La destruction d'habitat et la disparition d'animaux sauvages qui en découle se produisent habituellement pour des raisons stratégiques, commerciales ou de subsistance. Par exemple, la végétation peut être coupée ou brûlée afin d'augmenter la visibilité ou la mobilité des troupes. Les ressources naturelles, comme le bois et l'ivoire, sont exploitées sans ménagement afin de financer les activités militaires. En République démocratique du Congo (RDC), on a observé une augmentation du nombre d'orphelins chez les bonobos durant les pics de violence : les combattants qui déambulent en forêt prennent les grands primates pour cible. On a estimé que plus de 70 % des incidents liés à des activités de braconnage dans le parc national de la Garamba (RDC) impliquaient des membres de groupes armés. Même son de cloche au parc national des Virunga, dans l'est du Congo, où les hippopotames sont décimés par les guerres et le braconnage. De 30 000 têtes il y a trente ans, leur nombre est passé à moins de 1 300 de nos jours. Des groupes armés tuent les hippopotames sans discernement pour leur viande et pour leurs défenses en ivoire.
Les réfugiés et les personnes déplacées peuvent aussi avoir un impact local important sur la faune et la biodiversité. Durant la guerre civile au Rwanda, en 1994, plus de 700 000 réfugiés furent contraints de s'installer dans des camps de fortune à la limite du parc national des Virunga. Selon les estimations, 35 km2 de forêt ont servi comme matériau de construction et bois de chauffage. Incapables de se tourner vers l'agriculture ou le bétail pour se nourrir, près 40 000 personnes franchissaient quotidiennement les limites du parc afin d'y récolter les plantes sauvages ou d'y chasser les animaux. Le parc national des Virunga fut le premier site du patrimoine mondial de l'UNESCO (Organisation des Nations Unies pour l'éducation, la science et la culture) à être déclaré menacé par un conflit armé.

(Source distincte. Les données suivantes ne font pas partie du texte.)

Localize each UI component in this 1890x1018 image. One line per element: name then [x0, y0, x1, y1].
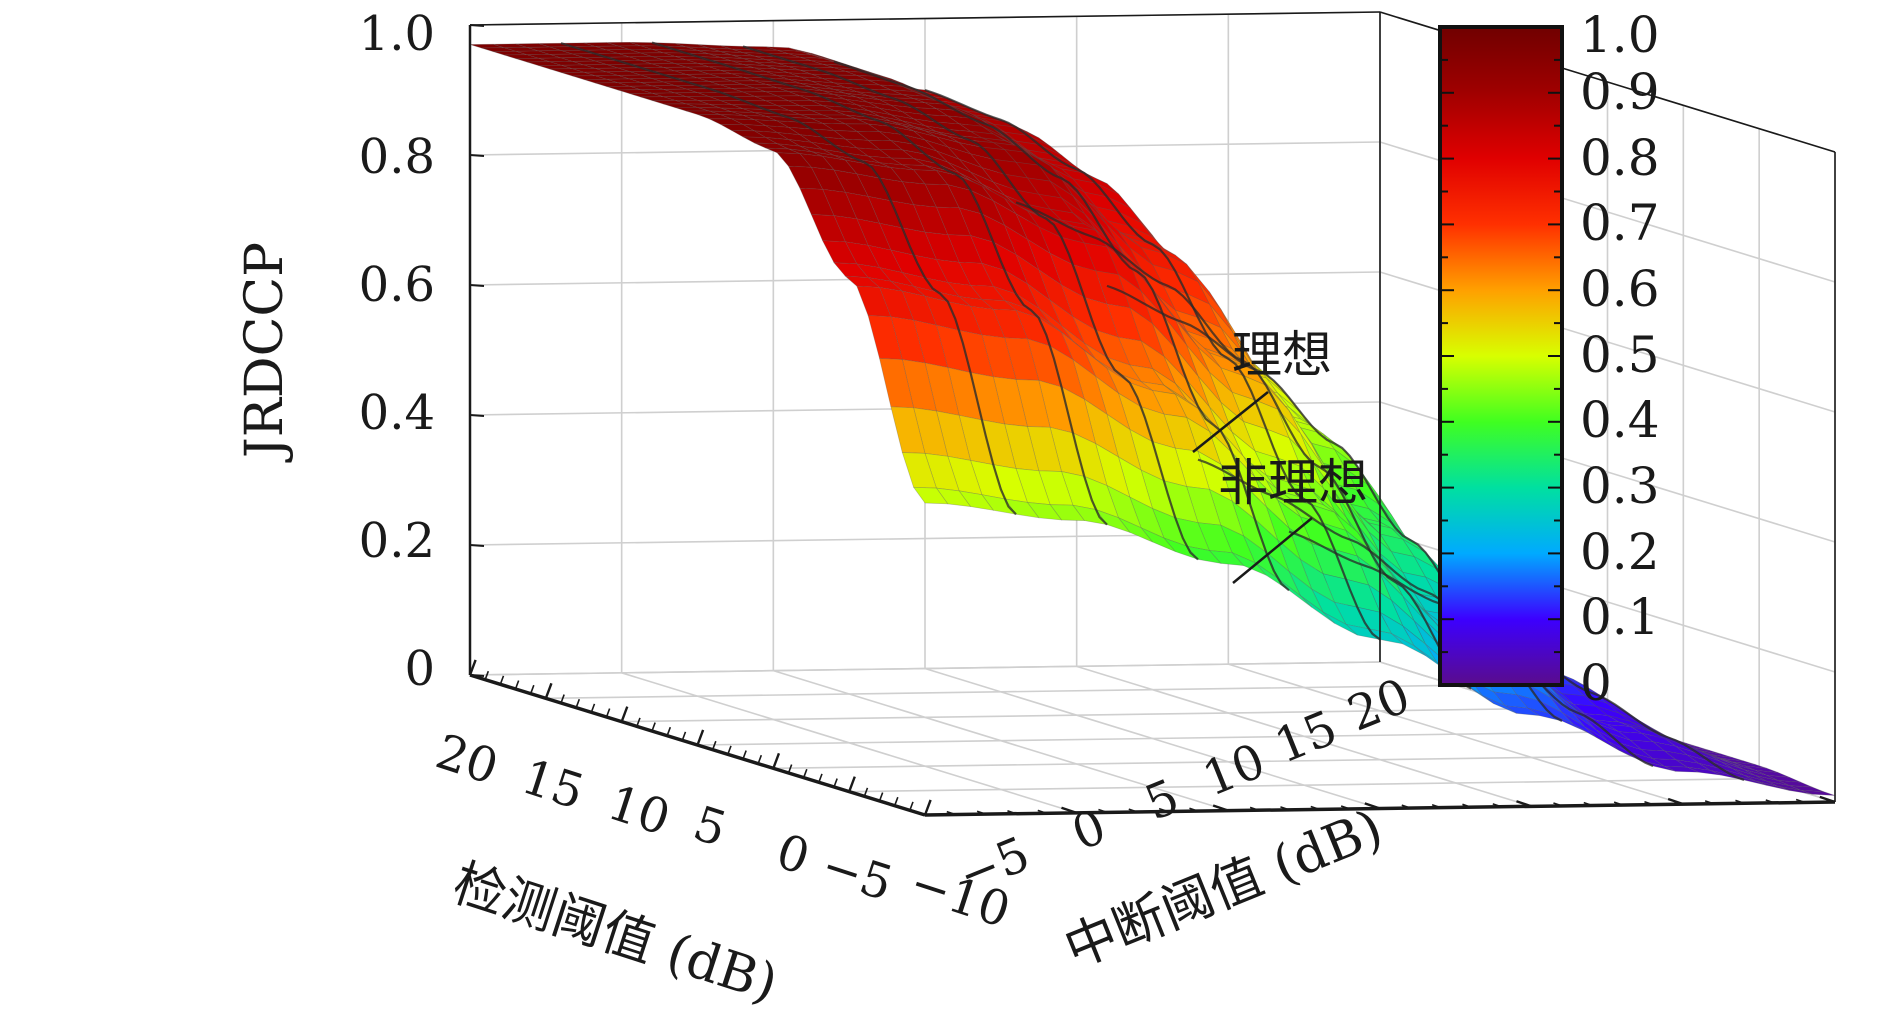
- y-tick: 10: [1195, 733, 1273, 808]
- annotation-ideal-label: 理想: [1232, 326, 1332, 384]
- z-tick: 0.4: [359, 385, 435, 441]
- contour-lines: [560, 41, 1745, 782]
- colorbar-tick-labels: 0 0.1 0.2 0.3 0.4 0.5 0.6 0.7 0.8 0.9 1.…: [1580, 6, 1660, 712]
- contour-line: [1197, 458, 1654, 768]
- y-axis-label: 中断阈值 (dB): [1056, 798, 1391, 980]
- colorbar: 0 0.1 0.2 0.3 0.4 0.5 0.6 0.7 0.8 0.9 1.…: [1438, 6, 1660, 712]
- annotation-ideal: 理想: [1192, 326, 1332, 453]
- contour-line: [742, 45, 1199, 561]
- colorbar-tick-label: 0.8: [1580, 129, 1660, 187]
- x-tick: 5: [687, 795, 733, 858]
- x-tick: −5: [815, 837, 900, 912]
- colorbar-tick-label: 0.1: [1580, 588, 1660, 646]
- contour-line: [924, 88, 1381, 641]
- colorbar-tick-label: 0.9: [1580, 63, 1660, 121]
- z-tick: 0.2: [359, 513, 435, 569]
- x-tick: 10: [601, 775, 676, 847]
- surface-patch: [958, 490, 995, 511]
- contour-line: [1015, 201, 1472, 690]
- colorbar-tick-label: 0.5: [1580, 326, 1660, 384]
- x-tick: 0: [770, 823, 816, 886]
- colorbar-tick-label: 0.3: [1580, 457, 1660, 515]
- colorbar-tick-label: 0.7: [1580, 194, 1660, 252]
- z-tick: 0: [404, 641, 435, 697]
- contour-line: [833, 60, 1290, 592]
- surface-patch: [912, 486, 949, 505]
- y-tick: 20: [1340, 668, 1418, 743]
- x-tick: 20: [429, 724, 504, 796]
- annotation-nonideal: 非理想: [1218, 454, 1368, 584]
- z-tick: 1.0: [359, 6, 435, 62]
- y-tick: 5: [1137, 768, 1186, 831]
- z-tick: 0.6: [359, 257, 435, 313]
- colorbar-tick-label: 0: [1580, 654, 1612, 712]
- colorbar-ticks: [1440, 26, 1562, 686]
- x-tick: 15: [515, 749, 590, 821]
- colorbar-tick-label: 0.4: [1580, 391, 1660, 449]
- colorbar-tick-label: 1.0: [1580, 6, 1660, 64]
- z-axis-ticks: 0 0.2 0.4 0.6 0.8 1.0: [359, 6, 435, 697]
- z-tick: 0.8: [359, 129, 435, 185]
- annotation-nonideal-label: 非理想: [1218, 454, 1368, 512]
- colorbar-tick-label: 0.6: [1580, 260, 1660, 318]
- y-tick: 0: [1064, 798, 1113, 861]
- z-axis-label: JRDCCP: [235, 242, 295, 463]
- axes: [468, 11, 1836, 817]
- contour-line: [560, 42, 1017, 516]
- contour-line: [651, 41, 1108, 526]
- colorbar-gradient: [1438, 25, 1564, 687]
- colorbar-tick-label: 0.2: [1580, 523, 1660, 581]
- x-axis-label: 检测阈值 (dB): [446, 853, 785, 1014]
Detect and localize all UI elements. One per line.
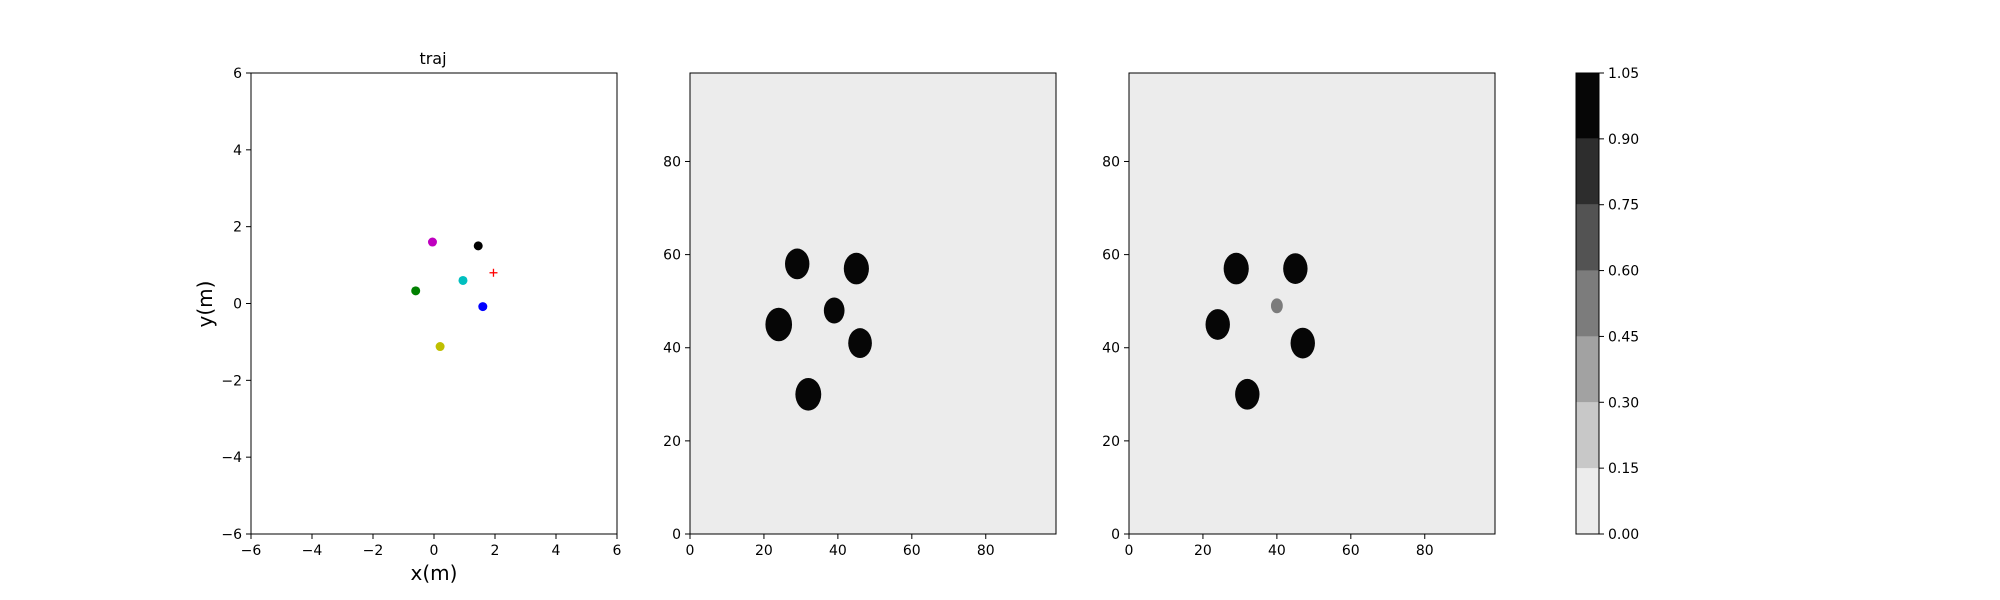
y-tick-label: 80 bbox=[1102, 154, 1120, 170]
colorbar-band bbox=[1576, 270, 1599, 337]
colorbar-band bbox=[1576, 204, 1599, 271]
x-tick-label: 20 bbox=[1194, 543, 1212, 559]
y-tick-label: 20 bbox=[1102, 434, 1120, 450]
colorbar-band bbox=[1576, 73, 1599, 139]
heatmap-blob bbox=[1223, 252, 1249, 285]
y-tick-label: 2 bbox=[233, 220, 242, 236]
traj-title: traj bbox=[419, 49, 446, 68]
x-tick-label: 40 bbox=[829, 543, 847, 559]
traj-y-ticks: −6 −4 −2 0 2 4 6 bbox=[221, 66, 251, 543]
colorbar-tick-label: 0.00 bbox=[1608, 527, 1639, 543]
colorbar-tick-label: 0.75 bbox=[1608, 198, 1639, 214]
heatmap-blob bbox=[848, 328, 872, 358]
y-tick-label: 40 bbox=[1102, 341, 1120, 357]
x-tick-label: 2 bbox=[491, 543, 500, 559]
colorbar: 0.00 0.15 0.30 0.45 0.60 0.75 0.90 1.05 bbox=[1575, 66, 1639, 543]
y-tick-label: 60 bbox=[1102, 248, 1120, 264]
heatmap-blob bbox=[1283, 253, 1308, 284]
y-tick-label: 40 bbox=[663, 341, 681, 357]
y-tick-label: 0 bbox=[233, 297, 242, 313]
traj-frame bbox=[250, 72, 618, 535]
scatter-point bbox=[435, 342, 445, 352]
traj-panel: traj −6 −4 −2 0 2 4 6 −6 −4 −2 0 2 4 6 x(m) y(m) bbox=[193, 49, 622, 585]
x-tick-label: 6 bbox=[613, 543, 622, 559]
scatter-point bbox=[478, 302, 488, 312]
colorbar-tick-label: 0.45 bbox=[1608, 329, 1639, 345]
colorbar-frame bbox=[1575, 72, 1600, 535]
y-tick-label: 4 bbox=[233, 143, 242, 159]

Le constat est clair : tous les conflits armés ont des impacts environnementaux importants. Cependant, ce regard jeté aux conséquences sur le milieu et sur la biodiversité n'enlève rien à l'indignation provoquée par le sort des populations humaines concernées. Il faut cependant réaliser que les impacts catastrophiques des guerres sur la nature rendent bien souvent difficile l'accès aux ressources et la reconstruction de la zone dévastée, et ce, bien après l'arrêt des hostilités. Les actions posées afin de préserver la biodiversité en situation de conflits armés doivent donc être perçues comme une volonté de venir en aide aux populations humaines prisonnières d'une situation grave et douloureuse.